ECLI:NL:OGHACMB:2013:28
Gemeenschappelijk Hof van Justitie van Aruba, Curaçao, Sint Maarten en van Bonaire, Sint Eustatius en Saba
- Hoger beroep
- Rechtspraak.nl
Uitleg van bepalingen in een koopovereenkomst en bewijsopdracht
In deze zaak gaat het om een hoger beroep van [appellant] tegen een vonnis van het Gerecht in eerste aanleg van Bonaire, Sint Eustatius en Saba. De zaak betreft de uitleg van bepalingen in een koopovereenkomst tussen [appellant] en Interbusiness Holding Ltd.
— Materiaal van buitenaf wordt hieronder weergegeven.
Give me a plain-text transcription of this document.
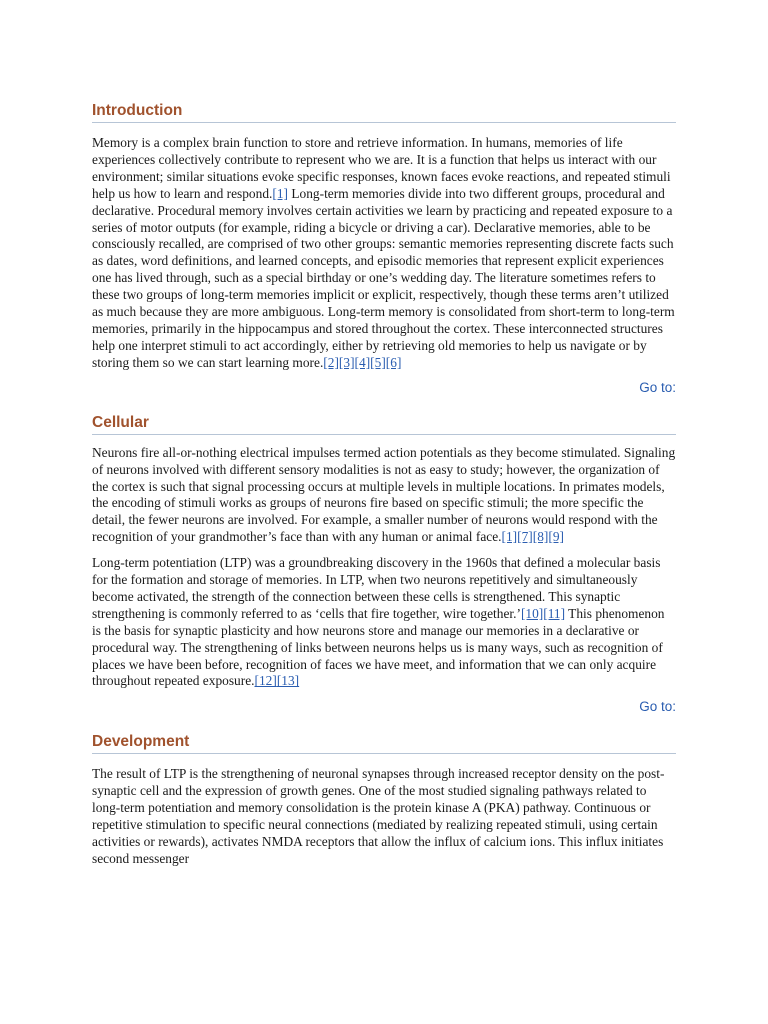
Introduction

Memory is a complex brain function to store and retrieve information. In humans, memories of life experiences collectively contribute to represent who we are. It is a function that helps us interact with our environment; similar situations evoke specific responses, known faces evoke reactions, and repeated stimuli help us how to learn and respond.[1] Long-term memories divide into two different groups, procedural and declarative. Procedural memory involves certain activities we learn by practicing and repeated exposure to a series of motor outputs (for example, riding a bicycle or driving a car). Declarative memories, able to be consciously recalled, are comprised of two other groups: semantic memories representing discrete facts such as dates, word definitions, and learned concepts, and episodic memories that represent explicit experiences one has lived through, such as a special birthday or one’s wedding day. The literature sometimes refers to these two groups of long-term memories implicit or explicit, respectively, though these terms aren’t utilized as much because they are more ambiguous. Long-term memory is consolidated from short-term to long-term memories, primarily in the hippocampus and stored throughout the cortex. These interconnected structures help one interpret stimuli to act accordingly, either by retrieving old memories to help us navigate or by storing them so we can start learning more.[2][3][4][5][6]

Go to:
Cellular

Neurons fire all-or-nothing electrical impulses termed action potentials as they become stimulated. Signaling of neurons involved with different sensory modalities is not as easy to study; however, the organization of the cortex is such that signal processing occurs at multiple levels in multiple locations. In primates models, the encoding of stimuli works as groups of neurons fire based on specific stimuli; the more specific the detail, the fewer neurons are involved. For example, a smaller number of neurons would respond with the recognition of your grandmother’s face than with any human or animal face.[1][7][8][9]

Long-term potentiation (LTP) was a groundbreaking discovery in the 1960s that defined a molecular basis for the formation and storage of memories. In LTP, when two neurons repetitively and simultaneously become activated, the strength of the connection between these cells is strengthened. This synaptic strengthening is commonly referred to as ‘cells that fire together, wire together.’[10][11] This phenomenon is the basis for synaptic plasticity and how neurons store and manage our memories in a declarative or procedural way. The strengthening of links between neurons helps us is many ways, such as recognition of places we have been before, recognition of faces we have meet, and information that we can only acquire throughout repeated exposure.[12][13]

Go to:
Development

The result of LTP is the strengthening of neuronal synapses through increased receptor density on the post-synaptic cell and the expression of growth genes. One of the most studied signaling pathways related to long-term potentiation and memory consolidation is the protein kinase A (PKA) pathway. Continuous or repetitive stimulation to specific neural connections (mediated by realizing repeated stimuli, using certain activities or rewards), activates NMDA receptors that allow the influx of calcium ions. This influx initiates second messenger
De overeenkomst, ondertekend op 20 juni 2011, betreft de verkoop van aandelen in Interbusiness International Business N.V. en de bijbehorende activa. [appellant] stelt dat Interbusiness Holding hem onjuiste informatie heeft verstrekt over de eigendom van bepaalde percelen en dat dit leidt tot een toerekenbare tekortkoming, bedrog en dwaling. Het Gerecht in eerste aanleg heeft de vordering van Interbusiness Holding toegewezen, omdat [appellant] geen verweer had gevoerd.
In hoger beroep heeft [appellant] grieven aangevoerd en bewijsstukken overgelegd. Het Hof oordeelt dat de uitleg van de overeenkomst aan de hand van de Haviltex-maatstaf moet plaatsvinden. Het Hof overweegt dat de bepalingen van de overeenkomst niet eenduidig zijn en dat er verschillende interpretaties mogelijk zijn. Het Hof draagt Interbusiness Holding op te bewijzen dat [appellant] ten tijde van de overeenkomst op de hoogte was van de eigendomsstatus van de percelen. Het Hof benadrukt dat de herstelfunctie van het hoger beroep meebrengt dat eerdere verweren van [appellant] niet zonder meer buiten beschouwing kunnen worden gelaten, ondanks het feit dat hij in eerste aanleg geen verweer heeft gevoerd. De zaak wordt aangehouden voor bewijslevering en verdere behandeling.